Indian Student Leads Campaign against Whitening Creams
When Chandana Hiran was a child, strangers would urge her to lighten her skin. Today the Indian student is leading a campaign against whitening creams as global anti-racism protests highlight the obsession with fair complexions for many in Asia.
The campaign achieved its first victory when cosmetics giant Unilever dropped the word "fair" from its popular Fair & Lovely skin-lightening cream. L'Oreal and Johnson & Johnson announced similar initiatives.
"They have been thriving on selling insecurities to women," 22-year-old Hiran, who launched an online petition against Fair & Lovely, told AFP.
"The narrative is that if you are dark-skinned, you cannot achieve anything in life. So being a dark-skinned girl I've always felt that maybe... I need to be fair. If I'm not, then maybe I don't deserve those things."
Multinationals have long profited from sales of whitening creams, facewash and even vaginal bleaching lotions, by advertising the message that beauty, success and love are only for pale-skinned people.
Unilever made $500 million from Fair & Lovely sales in India last year, according to Bloomberg.
Now, after mounting outrage sparked by the Black Lives Matter protests in Western cities, companies like Unilever said they "want to lead the celebration of a more diverse portrayal of beauty".

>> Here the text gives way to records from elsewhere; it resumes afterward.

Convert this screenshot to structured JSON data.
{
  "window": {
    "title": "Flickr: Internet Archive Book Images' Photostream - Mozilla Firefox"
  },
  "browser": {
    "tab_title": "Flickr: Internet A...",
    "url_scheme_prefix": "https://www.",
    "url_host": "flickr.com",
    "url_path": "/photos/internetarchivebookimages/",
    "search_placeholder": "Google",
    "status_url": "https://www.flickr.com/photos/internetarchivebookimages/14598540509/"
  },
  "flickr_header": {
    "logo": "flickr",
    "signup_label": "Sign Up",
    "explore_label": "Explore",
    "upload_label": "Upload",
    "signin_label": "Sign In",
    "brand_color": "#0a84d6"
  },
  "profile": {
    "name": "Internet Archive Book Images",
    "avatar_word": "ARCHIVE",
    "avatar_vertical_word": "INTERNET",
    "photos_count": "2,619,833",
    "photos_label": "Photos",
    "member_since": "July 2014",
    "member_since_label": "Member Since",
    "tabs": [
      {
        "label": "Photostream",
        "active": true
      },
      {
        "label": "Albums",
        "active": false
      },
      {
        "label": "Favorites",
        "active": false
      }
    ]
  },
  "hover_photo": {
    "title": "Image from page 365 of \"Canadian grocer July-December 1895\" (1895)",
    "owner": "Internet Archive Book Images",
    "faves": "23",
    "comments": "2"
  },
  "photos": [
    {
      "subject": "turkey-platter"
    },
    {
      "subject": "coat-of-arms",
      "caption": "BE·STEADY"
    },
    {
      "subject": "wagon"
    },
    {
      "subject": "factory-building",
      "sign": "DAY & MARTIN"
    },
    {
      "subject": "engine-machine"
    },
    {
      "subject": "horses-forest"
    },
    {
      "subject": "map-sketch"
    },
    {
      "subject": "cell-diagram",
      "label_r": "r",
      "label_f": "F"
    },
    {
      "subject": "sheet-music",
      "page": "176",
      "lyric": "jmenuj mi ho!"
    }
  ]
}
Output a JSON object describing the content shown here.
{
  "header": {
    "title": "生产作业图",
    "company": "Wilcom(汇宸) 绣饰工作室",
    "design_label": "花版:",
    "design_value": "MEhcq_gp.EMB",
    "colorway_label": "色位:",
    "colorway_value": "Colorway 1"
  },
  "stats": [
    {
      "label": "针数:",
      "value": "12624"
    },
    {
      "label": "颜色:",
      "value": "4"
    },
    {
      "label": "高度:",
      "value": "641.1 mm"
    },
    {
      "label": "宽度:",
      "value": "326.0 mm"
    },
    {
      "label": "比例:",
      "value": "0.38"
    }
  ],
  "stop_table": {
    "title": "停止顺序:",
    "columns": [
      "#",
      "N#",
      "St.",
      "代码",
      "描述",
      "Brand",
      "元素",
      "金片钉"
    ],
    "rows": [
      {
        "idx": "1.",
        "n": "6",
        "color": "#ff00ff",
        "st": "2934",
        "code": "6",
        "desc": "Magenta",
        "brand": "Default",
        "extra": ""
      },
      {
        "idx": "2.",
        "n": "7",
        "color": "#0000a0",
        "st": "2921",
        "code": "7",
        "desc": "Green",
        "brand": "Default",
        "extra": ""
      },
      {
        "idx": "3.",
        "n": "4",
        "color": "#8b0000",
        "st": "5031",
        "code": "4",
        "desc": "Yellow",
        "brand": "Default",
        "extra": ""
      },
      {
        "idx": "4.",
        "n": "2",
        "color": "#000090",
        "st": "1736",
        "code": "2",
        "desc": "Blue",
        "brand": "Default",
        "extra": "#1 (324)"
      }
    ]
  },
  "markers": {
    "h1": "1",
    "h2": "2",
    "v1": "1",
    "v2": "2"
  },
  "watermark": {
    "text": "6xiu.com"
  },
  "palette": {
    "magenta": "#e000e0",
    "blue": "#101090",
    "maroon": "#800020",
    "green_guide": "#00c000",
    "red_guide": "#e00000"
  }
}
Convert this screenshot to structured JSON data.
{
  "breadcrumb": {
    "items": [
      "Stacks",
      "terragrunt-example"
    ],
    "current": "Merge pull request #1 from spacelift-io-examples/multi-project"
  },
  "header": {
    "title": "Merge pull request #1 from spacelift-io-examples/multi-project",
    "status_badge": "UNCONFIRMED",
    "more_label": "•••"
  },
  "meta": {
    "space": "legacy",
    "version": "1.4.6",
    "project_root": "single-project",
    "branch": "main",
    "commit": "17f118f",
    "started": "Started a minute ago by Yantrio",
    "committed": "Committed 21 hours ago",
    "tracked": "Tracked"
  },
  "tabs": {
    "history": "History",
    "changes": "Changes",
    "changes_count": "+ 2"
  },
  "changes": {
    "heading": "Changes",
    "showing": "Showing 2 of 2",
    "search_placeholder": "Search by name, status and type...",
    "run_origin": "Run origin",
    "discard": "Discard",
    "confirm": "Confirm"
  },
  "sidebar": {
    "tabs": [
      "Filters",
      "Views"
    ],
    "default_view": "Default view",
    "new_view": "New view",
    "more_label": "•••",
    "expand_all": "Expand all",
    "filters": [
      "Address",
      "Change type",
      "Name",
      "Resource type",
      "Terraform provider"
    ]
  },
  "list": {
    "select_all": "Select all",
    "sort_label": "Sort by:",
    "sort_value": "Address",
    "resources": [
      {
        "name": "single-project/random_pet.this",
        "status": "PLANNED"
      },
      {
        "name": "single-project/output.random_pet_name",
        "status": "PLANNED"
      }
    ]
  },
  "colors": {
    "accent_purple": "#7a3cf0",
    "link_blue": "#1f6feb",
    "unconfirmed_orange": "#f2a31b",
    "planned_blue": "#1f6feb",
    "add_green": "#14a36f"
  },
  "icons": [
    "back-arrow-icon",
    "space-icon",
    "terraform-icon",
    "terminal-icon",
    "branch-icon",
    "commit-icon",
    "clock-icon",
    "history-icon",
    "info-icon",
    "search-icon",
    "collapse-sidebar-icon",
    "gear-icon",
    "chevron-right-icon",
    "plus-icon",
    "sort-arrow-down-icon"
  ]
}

But campaigners warn their fight has just begun and that, without greater efforts to counter entrenched bias against darker skin, the rebranding remains superficial.
According to AFP, the skin-lightening industry is one of the world's fastest-growing beauty segments, and is forecast to be worth $31.2 billion by 2024, WHO.
In India, a nation of 1.3 billion people, whitening products make up about half the skincare market.
"There's no letting society off the hook here," activist Kavita Krishnan told AFP.
Nevertheless, "corporate companies, commercial interests cannot simply use social bias as an alibi", she added.
But change is coming, said campaigner Emmanuel, who believes future generations will see the world -- and themselves -- differently.